A juíza Maria Lúcia Pizzotti Mendes, da 32ª Vara Cível de São Paulo, condenou a Telefônica a ressarcir todos os seus clientes pelos valores cobrados nos últimos 10 anos como "assinatura básica". A sentença, de mérito, deu ganho de causa à Associação Nacional de Defesa da Cidadania e do Consumidor (Anadec), que contesta judicialmente a legalidade da cobrança da assinatura básica desde 2004. Pela decisão, assinada em 19 de abril, a Telefônica terá que devolver em dobro todas as assinaturas pagas por seus clientes na última década, corrigidas a partir da data de cada pagamento mensal e acrescidas de juros de 1% a contar do momento da citação da sentença.
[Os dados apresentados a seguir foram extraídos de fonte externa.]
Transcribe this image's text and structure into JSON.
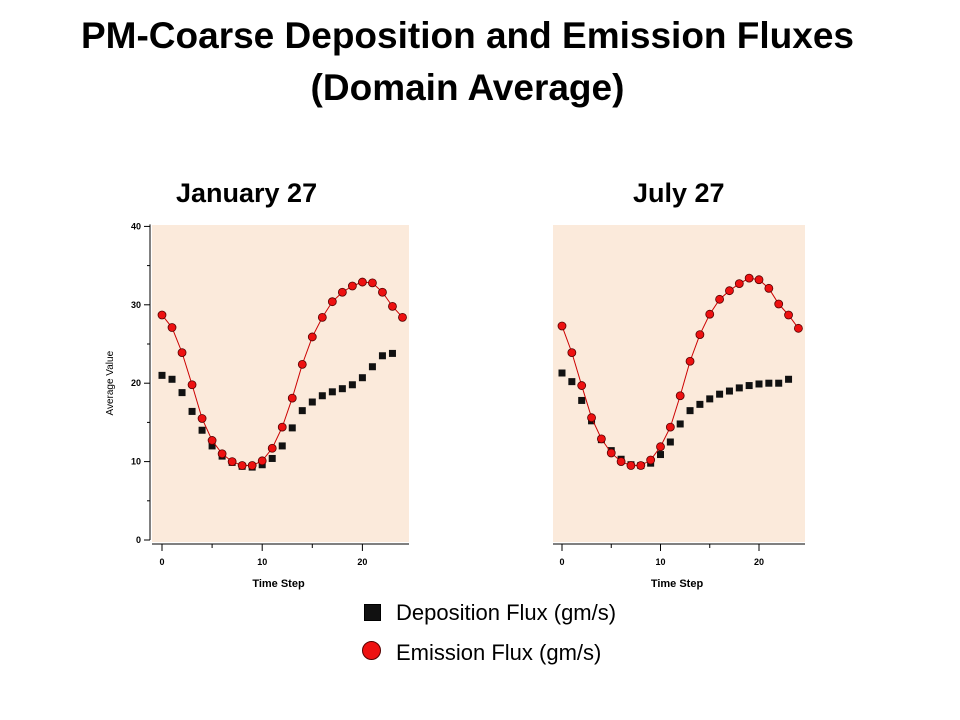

Ao condenar a concessionária, a juíza Maria Lúcia concluiu que a assinatura básica é abusiva, pois configura uma cobrança dupla pelo serviço prestado. O entendimento é que, ao cobrar por cada ligação individualmente na forma de pulso ou minuto, não há justificativa para que o consumidor também seja obrigado a pagar mensalmente uma taxa para a utilização do serviço, no caso, a assinatura.
"A assinatura não é serviço, ou seja, ter a assinatura não representa serviço prestado, já que está embutido no custo da ligação telefônica, já significativamente cobrada no aspecto de custeio, o valor da manutenção da linha pela operadora ré. Por isso, assinatura, não sendo serviço, não poderá contar com cobrança específica", argumenta a juíza em sua sentença.
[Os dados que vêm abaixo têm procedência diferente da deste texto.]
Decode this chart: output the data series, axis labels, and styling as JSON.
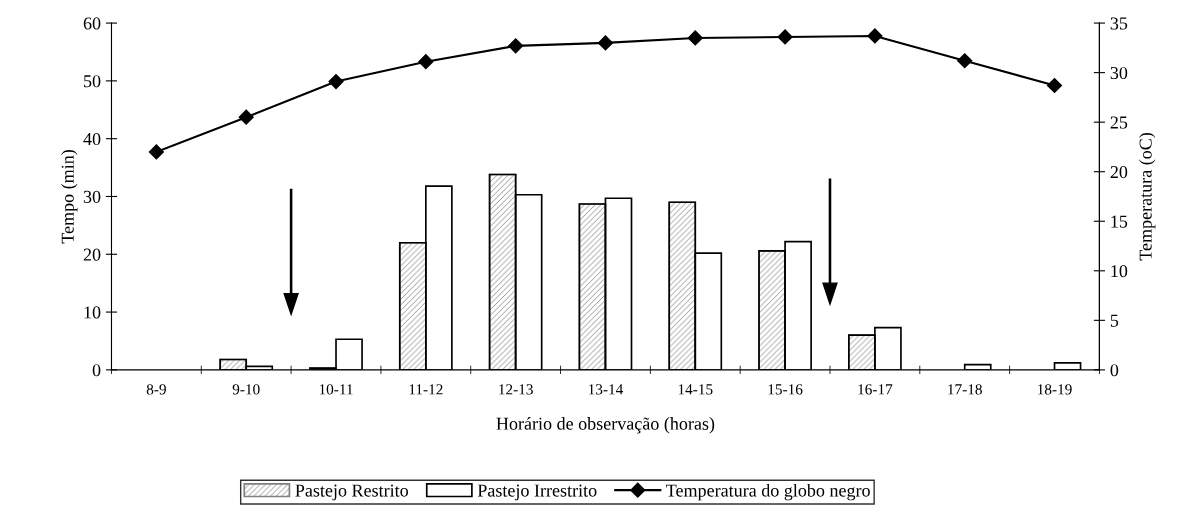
{
  "chart_data": {
    "type": "bar",
    "categories": [
      "8-9",
      "9-10",
      "10-11",
      "11-12",
      "12-13",
      "13-14",
      "14-15",
      "15-16",
      "16-17",
      "17-18",
      "18-19"
    ],
    "series": [
      {
        "name": "Pastejo Restrito",
        "color": "#808080",
        "values": [
          0,
          1.8,
          0.3,
          22,
          33.8,
          28.7,
          29,
          20.6,
          6,
          0,
          0
        ]
      },
      {
        "name": "Pastejo Irrestrito",
        "color": "#ffffff",
        "values": [
          0,
          0.6,
          5.3,
          31.8,
          30.3,
          29.7,
          20.2,
          22.2,
          7.3,
          0.9,
          1.2
        ]
      },
      {
        "name": "Temperatura do globo negro",
        "type": "line",
        "axis": "y2",
        "color": "#000000",
        "values": [
          22.0,
          25.5,
          29.1,
          31.1,
          32.7,
          33.0,
          33.5,
          33.6,
          33.7,
          31.2,
          28.7
        ]
      }
    ],
    "xlabel": "Horário de observação (horas)",
    "ylabel": "Tempo (min)",
    "y2label": "Temperatura (oC)",
    "ylim": [
      0,
      60
    ],
    "yticks": [
      0,
      10,
      20,
      30,
      40,
      50,
      60
    ],
    "y2lim": [
      0,
      35
    ],
    "y2ticks": [
      0,
      5,
      10,
      15,
      20,
      25,
      30,
      35
    ],
    "marker": "diamond",
    "line_style": "solid",
    "grid": false,
    "legend": "bottom"
  }
}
A Telefônica argumentou no processo que a assinatura corresponderia, sim, a um serviço prestado. O serviço seria o de o consumidor ter "sua linha à disposição, ininterruptamente" e, assim, poder receber chamadas. Em sua argumentação, a juíza reservou espaço para rebater esse argumento, alegando que isso deixa clara a cobrança em duplicidade. "O serviço de telefonia depende, por óbvio, da participação de ao menos dois consumidores para que a ligação telefônica se estabeleça; e, em assim o sendo, uma delas, a que fez a ligação, pagará pelo serviço através da cobrança dos pulsos efetivada pela ré. Por isso, também sob esta ótica, cobrar-se de quem faz e de quem recebe a ligação é também bis in idem", ou seja, cobrança em duplicidade e, por isso, indevida, conclui a juíza da ação.
Controvérsias
A ação em questão teve a sua análise de mérito antecipada, conforme solicitado pela Anadec, após a mesma vara ter concedido liminar suspendendo a cobrança da assinatura em São Paulo. O julgamento antecipado pode ser pedido por qualquer parte quando os interessados entendem que as informações prestadas são suficientes para que a Justiça forme seu entendimento sobre o assunto.
Precedente
Antes de emitir a sentença, a juíza Maria Lúcia tentou uma conciliação entre a Anadec e a Telefônica, mas o acordo fracassou de acordo com o relatório. A decisão de mérito da 32ª Vara Cível poderá marcar uma nova etapa em torno da controvérsia sobre a legalidade da cobrança da assinatura básica pelas empresas de telecomunicações.
Isso porque, à primeira vista, a decisão em primeira instância choca-se com a súmula do Superior Tribunal de Justiça (STJ) que considerou legítima a cobrança mensal do serviço com base na Lei Geral de Telecomunicações (LGT). Acontece que a sentença da juíza Maria Lúcia conta com o apoio de outras duas decisões do Judiciário.
A primeira é que o Supremo Tribunal Federal (STF) concluiu, ao analisar conflito de competência para julgar as ações sobre a assinatura básica, que essas causas têm natureza de consumo e, portanto, podem ser decididas até mesmo por juizados especiais. Além disso, o Tribunal Regional Federal da 3ª Região (TRF3) determinou a transferência da ação civil pública em questão da 9ª para a 32ª Vara, entendendo que esta última é quem tinha a competência para julgar o assunto por ter sido a primeira a receber um processo desse tipo.
Por essas duas decisões, a juíza Maria Lúcia teria a competência atribuída para julgar o assunto como uma causa consumerista, ou seja, com base no Código de Defesa do Consumidor (CDC), e não pela LGT. E assim, seria legítimo, em princípio, o entendimento de que a assinatura básica é abusiva e ilegal sob a ótica do CDC, apesar de existir uma súmula do STJ dizendo que a cobrança é válida.
A decisão evidencia, no entanto, a controvérsia que por enquanto estava apenas no campo da teoria: se deve ser considerada a LGT ou o CDC nas análises das ações contra a assinatura básica. E, além disso, se vale o entendimento do STJ ou do STF sobre a questão. A concessionária ainda pode recorrer da decisão no TRF.